Wednesday, August 21, 2019

Fedora and Ubiquiti USG L2TP VPN

[UPDATED 2019/11/01]
With some recent updates to the Ubiquiti firmware, it seems that the restrictive algorithms list, in the IPsec config, are no longer required.  Now, you can use the "Prevalent Algortihms" button, in NetworkManager, and the connection works.

For documentation purposes, the algorithms in the dialog are:

Phase 1 Algorithms: aes256-sha2_256-modp2048,aes256-sha2_256-modp1536,aes256-sha2_256-modp1024,aes256-sha1-modp2048,aes256-sha1-modp1536,aes256-sha1-modp1024,aes256-sha1-ecp_384,aes128-sha1-modp1024,aes128-sha1-ecp_256,3des-sha1-modp2048,3des-sha1-modp1024
Phase 2 Algorithms: aes256-sha1,aes128-sha1,3des-sha1

[ORIGINAL POST]
I've been using Ubiquiti network gear at home, for a few years now, and I really love it.  The combination of strong hardware and really good after-sale support, and quick security updates is still really compelling.  I especially like that I can run the management interface on a Raspberry Pi, in a container, for extreme ease of maintenance.

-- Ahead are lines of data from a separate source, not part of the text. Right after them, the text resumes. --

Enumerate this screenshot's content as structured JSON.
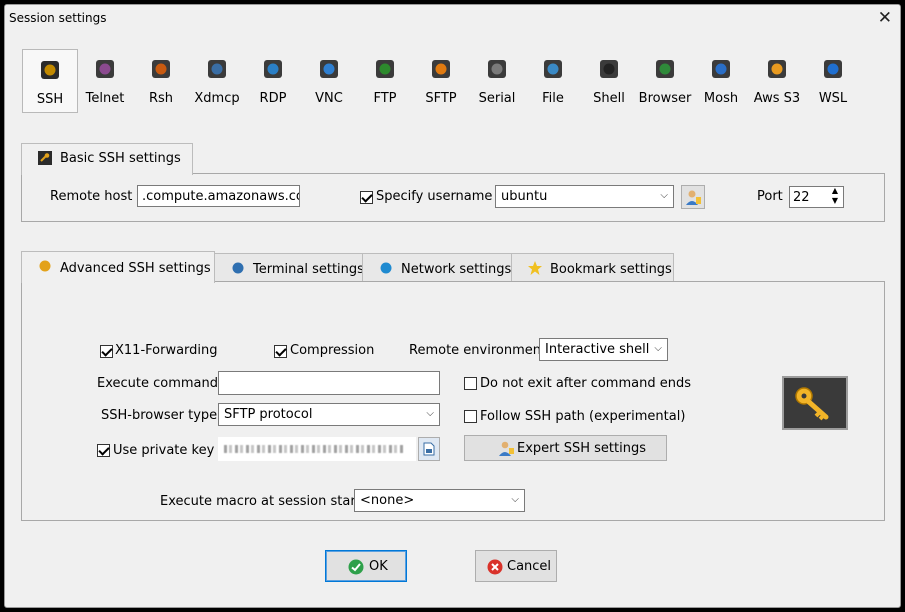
{
  "window": {
    "title": "Session settings",
    "close_glyph": "✕"
  },
  "session_types": [
    {
      "label": "SSH",
      "icon": "ssh-icon",
      "color": "#c38a00"
    },
    {
      "label": "Telnet",
      "icon": "telnet-icon",
      "color": "#8b4a8f"
    },
    {
      "label": "Rsh",
      "icon": "rsh-icon",
      "color": "#c85a10"
    },
    {
      "label": "Xdmcp",
      "icon": "xdmcp-icon",
      "color": "#3a6ea5"
    },
    {
      "label": "RDP",
      "icon": "rdp-icon",
      "color": "#2a7fc6"
    },
    {
      "label": "VNC",
      "icon": "vnc-icon",
      "color": "#2f7fd0"
    },
    {
      "label": "FTP",
      "icon": "ftp-icon",
      "color": "#2d8a2d"
    },
    {
      "label": "SFTP",
      "icon": "sftp-icon",
      "color": "#e07a10"
    },
    {
      "label": "Serial",
      "icon": "serial-icon",
      "color": "#7a7a7a"
    },
    {
      "label": "File",
      "icon": "file-icon",
      "color": "#3a8ac6"
    },
    {
      "label": "Shell",
      "icon": "shell-icon",
      "color": "#222222"
    },
    {
      "label": "Browser",
      "icon": "browser-icon",
      "color": "#2f8a3a"
    },
    {
      "label": "Mosh",
      "icon": "mosh-icon",
      "color": "#2a6ec6"
    },
    {
      "label": "Aws S3",
      "icon": "aws-s3-icon",
      "color": "#e89a20"
    },
    {
      "label": "WSL",
      "icon": "wsl-icon",
      "color": "#1f6fd0"
    }
  ],
  "basic": {
    "tab_label": "Basic SSH settings",
    "remote_host_label": "Remote host *",
    "remote_host_value": ".compute.amazonaws.com",
    "specify_username_label": "Specify username",
    "specify_username_checked": true,
    "username_value": "ubuntu",
    "port_label": "Port",
    "port_value": "22"
  },
  "tabs": [
    {
      "label": "Advanced SSH settings",
      "icon": "wrench-icon",
      "active": true
    },
    {
      "label": "Terminal settings",
      "icon": "terminal-icon",
      "active": false
    },
    {
      "label": "Network settings",
      "icon": "network-icon",
      "active": false
    },
    {
      "label": "Bookmark settings",
      "icon": "star-icon",
      "active": false
    }
  ],
  "advanced": {
    "x11_label": "X11-Forwarding",
    "x11_checked": true,
    "compression_label": "Compression",
    "compression_checked": true,
    "remote_env_label": "Remote environment:",
    "remote_env_value": "Interactive shell",
    "exec_cmd_label": "Execute command:",
    "exec_cmd_value": "",
    "no_exit_label": "Do not exit after command ends",
    "no_exit_checked": false,
    "browser_type_label": "SSH-browser type:",
    "browser_type_value": "SFTP protocol",
    "follow_path_label": "Follow SSH path (experimental)",
    "follow_path_checked": false,
    "private_key_label": "Use private key",
    "private_key_checked": true,
    "expert_button_label": "Expert SSH settings",
    "macro_label": "Execute macro at session start:",
    "macro_value": "<none>"
  },
  "footer": {
    "ok_label": "OK",
    "cancel_label": "Cancel"
  }
}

About 4 years ago, an attacker managed to exploit my old firewall (a Netgear router/firewall of some unmemorable type) and caused a significant amount of cleanup work, for me.  After that experience, I decided that my old method of remote access (SSH on a high port) wasn't going to continue to work.  After some research and testing, I settled on Ubiquiti, with the UniFi Security Gateway, for my access control device.  For most purposes, it has been excellent, even reporting detailed statistics on all associated connections.  The one issue that I had was in getting VPN access working.  My Windows and Mac (very few!) clients were easy to setup, based on the guide here, and iOS and Android were similarly easy.

Fedora (my choice for general desktop use) was a different matter.  I spent quite a few hours in trying to troubleshoot why the VPN wouldn't associate, giving up in disgust each time.  I truly do not enjoy troubleshooting VPN connections, and this was just one more reminder why.  Just today, though, I finally figured out the solution.

I am using Fedora 30, and the default GNOME desktop.  Here are the steps that I took to get the software installed.  I chose strongswan, based on the recommendations here.

$ sudo dnf install strongswan
$ sudo dnf search l2tp
$ sudo dnf install NetworkManager-l2tp-gnome
$ sudo dnf remove libreswan

Once that was complete, I configured the VPN connection, from the GUI.  My final config looks like this:





With those settings, especially the "Phase1" and "Phase2" algorithms, everything works great.